Another use case for Nero’s A/B testing feature is the ability to test new models on particular pockets of inventory. For example, it is standard practice to exclude apps and app categories that yield negative ROAS from a campaign. But, a model’s predictive power can increase due to changes in the digital environment. Therefore, it should not be assumed that apps that performed poorly once, will always perform poorly.

Each time a new model is built, advertisers can safely test the possibility that this new model, as part of a new bidding strategy, can find the right users across previously blocked inventory. If an A/B test reveals that some of the previously excluded apps and categories are generating positive ROAS, then re-introducing these previously excluded but now high-performing apps could improve ROAS and help a campaign scale across new inventory sources.

Programmatic bidding transparency is the future

At LifeStreet, we believe all advertisers should have full transparency of their programmatic campaigns — not just those working with self-serve DSPs.
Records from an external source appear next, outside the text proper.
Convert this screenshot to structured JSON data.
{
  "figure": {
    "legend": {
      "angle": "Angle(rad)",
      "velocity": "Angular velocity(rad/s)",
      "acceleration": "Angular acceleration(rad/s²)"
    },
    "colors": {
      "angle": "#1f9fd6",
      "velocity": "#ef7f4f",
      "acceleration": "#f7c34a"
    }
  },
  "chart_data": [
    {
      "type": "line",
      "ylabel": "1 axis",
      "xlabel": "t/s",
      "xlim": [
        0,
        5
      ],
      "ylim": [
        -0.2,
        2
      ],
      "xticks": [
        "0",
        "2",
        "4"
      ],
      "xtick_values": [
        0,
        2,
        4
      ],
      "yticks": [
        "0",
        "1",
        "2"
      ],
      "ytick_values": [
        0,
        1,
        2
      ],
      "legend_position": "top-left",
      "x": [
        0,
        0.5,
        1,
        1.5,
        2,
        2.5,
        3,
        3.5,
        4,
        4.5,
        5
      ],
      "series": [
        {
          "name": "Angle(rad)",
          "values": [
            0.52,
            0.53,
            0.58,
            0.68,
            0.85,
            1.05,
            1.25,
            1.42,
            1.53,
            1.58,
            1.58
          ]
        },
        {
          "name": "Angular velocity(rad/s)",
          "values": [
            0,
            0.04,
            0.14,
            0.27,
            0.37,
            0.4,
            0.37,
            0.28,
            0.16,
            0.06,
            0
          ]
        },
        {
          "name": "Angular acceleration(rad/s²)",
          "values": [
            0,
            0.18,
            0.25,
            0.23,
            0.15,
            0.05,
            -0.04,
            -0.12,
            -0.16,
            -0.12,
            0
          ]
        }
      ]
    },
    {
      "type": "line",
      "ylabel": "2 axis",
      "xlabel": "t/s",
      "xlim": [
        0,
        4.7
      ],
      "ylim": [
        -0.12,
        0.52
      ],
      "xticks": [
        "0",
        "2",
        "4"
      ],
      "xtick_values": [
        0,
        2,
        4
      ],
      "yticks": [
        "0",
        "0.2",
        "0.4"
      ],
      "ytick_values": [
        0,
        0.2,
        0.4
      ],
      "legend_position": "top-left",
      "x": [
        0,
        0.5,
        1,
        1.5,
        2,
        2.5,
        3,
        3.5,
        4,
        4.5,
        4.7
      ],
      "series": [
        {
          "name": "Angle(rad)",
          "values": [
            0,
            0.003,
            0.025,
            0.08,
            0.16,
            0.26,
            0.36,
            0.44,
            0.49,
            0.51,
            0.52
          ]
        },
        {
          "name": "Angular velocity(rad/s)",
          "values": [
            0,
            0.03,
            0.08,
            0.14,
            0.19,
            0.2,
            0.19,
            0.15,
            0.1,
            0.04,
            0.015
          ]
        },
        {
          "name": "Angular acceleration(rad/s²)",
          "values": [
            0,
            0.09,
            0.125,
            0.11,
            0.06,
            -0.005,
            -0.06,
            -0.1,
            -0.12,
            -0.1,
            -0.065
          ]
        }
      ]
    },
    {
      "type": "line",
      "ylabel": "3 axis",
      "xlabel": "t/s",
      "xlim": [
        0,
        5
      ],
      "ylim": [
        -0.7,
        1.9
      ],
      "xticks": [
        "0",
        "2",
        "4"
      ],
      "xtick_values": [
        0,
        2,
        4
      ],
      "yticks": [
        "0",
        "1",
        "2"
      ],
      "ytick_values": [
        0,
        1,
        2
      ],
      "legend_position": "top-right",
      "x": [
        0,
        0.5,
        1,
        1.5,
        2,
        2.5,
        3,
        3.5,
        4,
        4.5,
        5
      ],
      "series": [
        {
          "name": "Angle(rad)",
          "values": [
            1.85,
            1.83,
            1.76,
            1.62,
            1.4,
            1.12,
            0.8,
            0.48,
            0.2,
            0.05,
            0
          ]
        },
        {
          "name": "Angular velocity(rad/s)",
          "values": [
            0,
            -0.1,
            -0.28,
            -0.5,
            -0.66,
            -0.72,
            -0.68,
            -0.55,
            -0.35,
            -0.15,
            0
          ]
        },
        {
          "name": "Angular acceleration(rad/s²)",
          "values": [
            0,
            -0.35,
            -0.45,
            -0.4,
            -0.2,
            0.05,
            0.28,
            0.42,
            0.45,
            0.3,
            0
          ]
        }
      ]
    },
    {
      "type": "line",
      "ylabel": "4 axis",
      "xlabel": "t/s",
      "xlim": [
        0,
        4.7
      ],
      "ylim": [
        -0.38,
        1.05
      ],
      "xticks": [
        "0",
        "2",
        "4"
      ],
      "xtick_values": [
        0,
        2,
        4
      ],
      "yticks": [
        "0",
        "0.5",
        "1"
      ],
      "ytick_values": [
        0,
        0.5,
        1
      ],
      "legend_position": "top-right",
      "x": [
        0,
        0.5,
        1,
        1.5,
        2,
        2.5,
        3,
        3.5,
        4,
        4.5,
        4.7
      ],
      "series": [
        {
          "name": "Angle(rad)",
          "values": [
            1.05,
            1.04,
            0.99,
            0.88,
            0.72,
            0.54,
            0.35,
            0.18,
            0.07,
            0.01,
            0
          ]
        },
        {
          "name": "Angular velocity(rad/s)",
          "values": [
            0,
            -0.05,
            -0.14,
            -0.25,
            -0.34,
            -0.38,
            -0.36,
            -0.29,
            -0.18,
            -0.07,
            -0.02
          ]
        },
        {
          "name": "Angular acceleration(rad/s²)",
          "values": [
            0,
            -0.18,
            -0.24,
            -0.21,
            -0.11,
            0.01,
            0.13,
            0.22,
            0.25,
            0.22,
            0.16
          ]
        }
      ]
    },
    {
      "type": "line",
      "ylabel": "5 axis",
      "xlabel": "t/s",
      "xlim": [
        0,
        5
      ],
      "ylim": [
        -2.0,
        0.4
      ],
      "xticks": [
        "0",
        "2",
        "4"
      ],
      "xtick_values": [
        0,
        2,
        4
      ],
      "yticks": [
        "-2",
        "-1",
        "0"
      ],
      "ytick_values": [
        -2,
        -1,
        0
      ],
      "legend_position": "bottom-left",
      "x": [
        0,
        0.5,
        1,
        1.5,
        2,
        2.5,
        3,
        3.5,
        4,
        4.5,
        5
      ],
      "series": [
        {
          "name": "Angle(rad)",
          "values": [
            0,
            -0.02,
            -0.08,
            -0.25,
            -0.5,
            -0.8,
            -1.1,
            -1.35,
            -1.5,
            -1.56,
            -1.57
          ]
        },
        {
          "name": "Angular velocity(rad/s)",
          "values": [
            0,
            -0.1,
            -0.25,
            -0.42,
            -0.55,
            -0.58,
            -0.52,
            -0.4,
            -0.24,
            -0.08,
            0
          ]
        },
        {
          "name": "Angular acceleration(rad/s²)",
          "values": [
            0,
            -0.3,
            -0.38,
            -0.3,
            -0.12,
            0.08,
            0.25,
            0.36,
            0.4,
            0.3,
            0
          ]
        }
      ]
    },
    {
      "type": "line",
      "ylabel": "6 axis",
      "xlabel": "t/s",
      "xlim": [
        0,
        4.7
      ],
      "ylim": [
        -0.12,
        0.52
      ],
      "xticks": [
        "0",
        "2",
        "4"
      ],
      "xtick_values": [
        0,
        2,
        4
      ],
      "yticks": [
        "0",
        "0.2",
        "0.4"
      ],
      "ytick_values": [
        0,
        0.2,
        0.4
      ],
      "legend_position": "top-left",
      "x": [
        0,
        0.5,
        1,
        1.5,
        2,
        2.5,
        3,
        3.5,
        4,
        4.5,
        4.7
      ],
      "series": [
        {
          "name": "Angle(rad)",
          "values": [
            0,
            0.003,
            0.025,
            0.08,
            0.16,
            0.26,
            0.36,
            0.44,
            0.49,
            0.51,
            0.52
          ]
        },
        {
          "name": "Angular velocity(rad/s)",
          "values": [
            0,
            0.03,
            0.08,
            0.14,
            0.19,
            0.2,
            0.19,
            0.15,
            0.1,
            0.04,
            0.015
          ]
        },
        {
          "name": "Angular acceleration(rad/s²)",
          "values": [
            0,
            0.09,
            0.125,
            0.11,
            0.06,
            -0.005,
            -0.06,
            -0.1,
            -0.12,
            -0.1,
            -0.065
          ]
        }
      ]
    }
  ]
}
With this goal in mind, we built and launched our Nero platform in 2022. From a single, centralized dashboard, Nero allows marketers to quickly test variables that might impact a programmatic buy (e.g., cost, budget or KPI) and predict the likely outcome of different bidding strategies on campaign performance.

Whether an advertiser is looking for a self-serve, hybrid or managed service approach, Nero is built to fit their needs. For hybrid advertisers, Nero lets them pick and choose which parts of their campaign they want to control and which they prefer LifeStreet to manage for them. For self-serve advertisers, the Nero UI provides full visibility, reporting and control. For advertisers looking for a managed service solution, Nero’s simple and easy-to-navigate dashboard gives additional insight into their campaigns’ performance alongside the guidance provided by LifeStreet’s Customer Success Team. Regardless of the level of control an advertiser chooses, with Nero, all marketers have the same level of visibility as their LifeStreet campaign manager.

No longer is a simple understanding of the ad supply you want to buy enough in today’s programmatic marketplace. Today, mobile advertisers should understand not only what they’re bidding on but how. For marketers who want to acquire high-value, long-term users, working with a DSP that provides full visibility of their programmatic buys is critical.